| >But the "rules are bad" trope is, unfortunately, a trend in The Netherlands. Parents that live by this rule are sacrificing themselves. It's bad parenting. TCS explicitly says don't sacrifice yourself, even in the specific essay linked. The people in the Netherlands are not doing TCS. It's a common trap people fall into though, even with conventional parents. I agree that self-sacrifice is bad. There's a lot to TCS other than not having rules though. You can't just drop rules and expect everything to work out great. That would be naive. You have to actively seek out solutions that work for you and your kid. And really work, not "work" in a compromising, sharing-of-misery kind of way. >I see a lot of parents (mothers mostly) in public places desperately trying to explain their dissatisfaction to their misbehaving children. What you aren't seeing is the thousands of times the child has been thwarted, denied, forced, coerced, dragged around, insufficiently helped, etc. >The children meanwhile are completely disregarding them and will continue doing whatever they were doing untill the parents give up.
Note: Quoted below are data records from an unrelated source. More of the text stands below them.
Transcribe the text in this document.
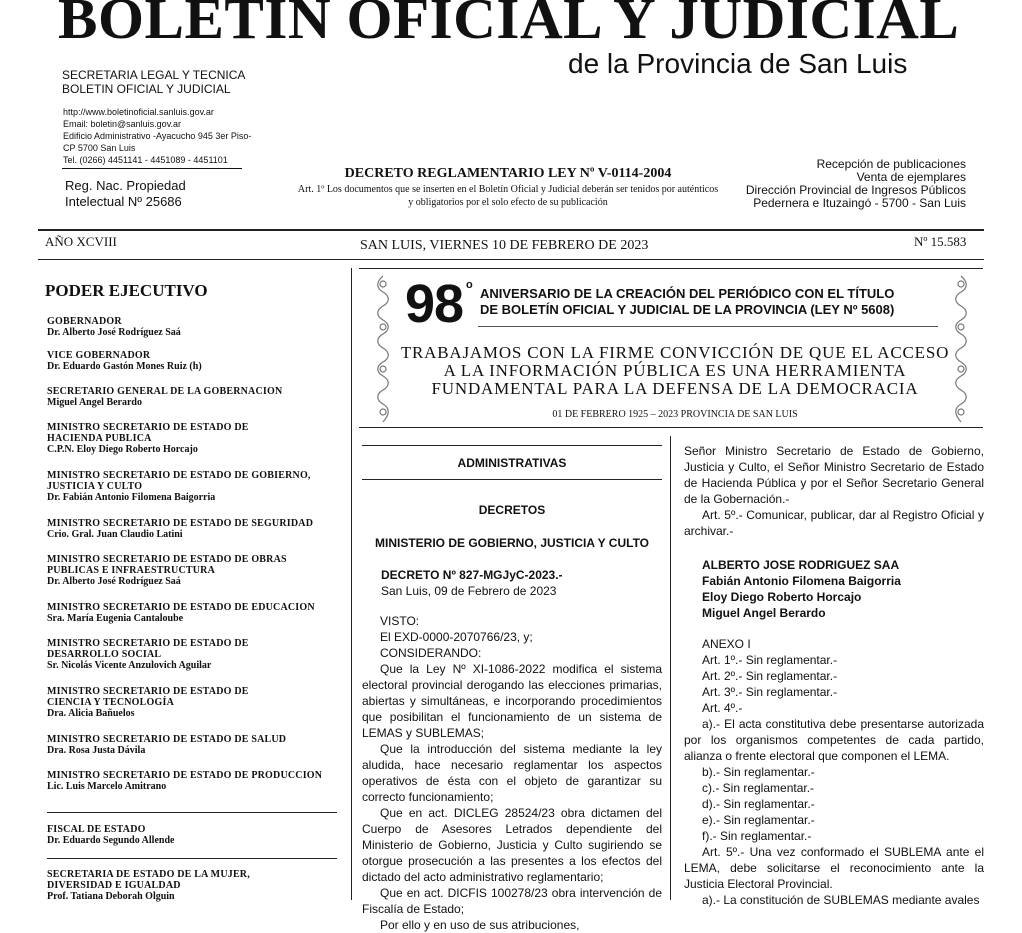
BOLETIN OFICIAL Y JUDICIAL
de la Provincia de San Luis
SECRETARIA LEGAL Y TECNICA
BOLETIN OFICIAL Y JUDICIAL
http://www.boletinoficial.sanluis.gov.ar
Email: boletin@sanluis.gov.ar
Edificio Administrativo -Ayacucho 945 3er Piso-
CP 5700 San Luis
Tel. (0266) 4451141 - 4451089 - 4451101
Reg. Nac. Propiedad
Intelectual Nº 25686
DECRETO REGLAMENTARIO LEY Nº V-0114-2004
Art. 1º Los documentos que se inserten en el Boletín Oficial y Judicial deberán ser tenidos por auténticos y obligatorios por el solo efecto de su publicación
Recepción de publicaciones
Venta de ejemplares
Dirección Provincial de Ingresos Públicos
Pedernera e Ituzaingó - 5700 - San Luis
AÑO XCVIII	SAN LUIS, VIERNES 10 DE FEBRERO DE 2023	Nº 15.583
PODER EJECUTIVO
GOBERNADOR
Dr. Alberto José Rodríguez Saá
VICE GOBERNADOR
Dr. Eduardo Gastón Mones Ruiz (h)
SECRETARIO GENERAL DE LA GOBERNACION
Miguel Angel Berardo
MINISTRO SECRETARIO DE ESTADO DE HACIENDA PUBLICA
C.P.N. Eloy Diego Roberto Horcajo
MINISTRO SECRETARIO DE ESTADO DE GOBIERNO, JUSTICIA Y CULTO
Dr. Fabián Antonio Filomena Baigorria
MINISTRO SECRETARIO DE ESTADO DE SEGURIDAD
Crio. Gral. Juan Claudio Latini
MINISTRO SECRETARIO DE ESTADO DE OBRAS PUBLICAS E INFRAESTRUCTURA
Dr. Alberto José Rodríguez Saá
MINISTRO SECRETARIO DE ESTADO DE EDUCACION
Sra. María Eugenia Cantaloube
MINISTRO SECRETARIO DE ESTADO DE DESARROLLO SOCIAL
Sr. Nicolás Vicente Anzulovich Aguilar
MINISTRO SECRETARIO DE ESTADO DE CIENCIA Y TECNOLOGÍA
Dra. Alicia Bañuelos
MINISTRO SECRETARIO DE ESTADO DE SALUD
Dra. Rosa Justa Dávila
MINISTRO SECRETARIO DE ESTADO DE PRODUCCION
Lic. Luis Marcelo Amitrano
FISCAL DE ESTADO
Dr. Eduardo Segundo Allende
SECRETARIA DE ESTADO DE LA MUJER, DIVERSIDAD E IGUALDAD
Prof. Tatiana Deborah Olguin
98 o
ANIVERSARIO DE LA CREACIÓN DEL PERIÓDICO CON EL TÍTULO
DE BOLETÍN OFICIAL Y JUDICIAL DE LA PROVINCIA (LEY Nº 5608)
TRABAJAMOS CON LA FIRME CONVICCIÓN DE QUE EL ACCESO
A LA INFORMACIÓN PÚBLICA ES UNA HERRAMIENTA
FUNDAMENTAL PARA LA DEFENSA DE LA DEMOCRACIA
01 DE FEBRERO 1925 – 2023 PROVINCIA DE SAN LUIS
ADMINISTRATIVAS
DECRETOS
MINISTERIO DE GOBIERNO, JUSTICIA Y CULTO
DECRETO Nº 827-MGJyC-2023.-
San Luis, 09 de Febrero de 2023

VISTO:

El EXD-0000-2070766/23, y;

CONSIDERANDO:

Que la Ley Nº XI-1086-2022 modifica el sistema electoral provincial derogando las elecciones primarias, abiertas y simultáneas, e incorporando procedimientos que posibilitan el funcionamiento de un sistema de LEMAS y SUBLEMAS;

Que la introducción del sistema mediante la ley aludida, hace necesario reglamentar los aspectos operativos de ésta con el objeto de garantizar su correcto funcionamiento;

Que en act. DICLEG 28524/23 obra dictamen del Cuerpo de Asesores Letrados dependiente del Ministerio de Gobierno, Justicia y Culto sugiriendo se otorgue prosecución a las presentes a los efectos del dictado del acto administrativo reglamentario;

Que en act. DICFIS 100278/23 obra intervención de Fiscalía de Estado;

Por ello y en uso de sus atribuciones,

Señor Ministro Secretario de Estado de Gobierno, Justicia y Culto, el Señor Ministro Secretario de Estado de Hacienda Pública y por el Señor Secretario General de la Gobernación.-

Art. 5º.- Comunicar, publicar, dar al Registro Oficial y archivar.-

ALBERTO JOSE RODRIGUEZ SAA
Fabián Antonio Filomena Baigorria
Eloy Diego Roberto Horcajo
Miguel Angel Berardo
ANEXO I

Art. 1º.- Sin reglamentar.-

Art. 2º.- Sin reglamentar.-

Art. 3º.- Sin reglamentar.-

Art. 4º.-

a).- El acta constitutiva debe presentarse autorizada por los organismos competentes de cada partido, alianza o frente electoral que componen el LEMA.

b).- Sin reglamentar.-

c).- Sin reglamentar.-

d).- Sin reglamentar.-

e).- Sin reglamentar.-

f).- Sin reglamentar.-

Art. 5º.- Una vez conformado el SUBLEMA ante el LEMA, debe solicitarse el reconocimiento ante la Justicia Electoral Provincial.

a).- La constitución de SUBLEMAS mediante avales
Does that strike you as the approach a child would take if their parent were typically super helpful, responsive, and had a really strong strong track record of taking the child seriously? >The parents will end up awkwardly trying to ignore their children, this is not TCS! >visibly ashamed ashamed of their helpless, dependent children who are actively upset about something! >but still unable to use their authority for fear of breaking their chosen path to happy parenting. You describe a sad situation but something that is not at all a criticism of TCS. It's rather compatible with the TCS worldview (the bare facts of the situations described, not your interpretation) >They won't even raise their voice. Having a big person yell at you isn't helpful or nice. |
How many 2 year olds have you raised? I ask, because that’s exactly how many kids act naturally. They don’t realize when parents are ‘super helpful’, their behavior is much more base than that.
I can tell you first hand, a small percentage of kids will behave well almost naturally n matter what you do, and some will behave poorly no matter what is done. Most though seem to thrive with sensible boundaries in place.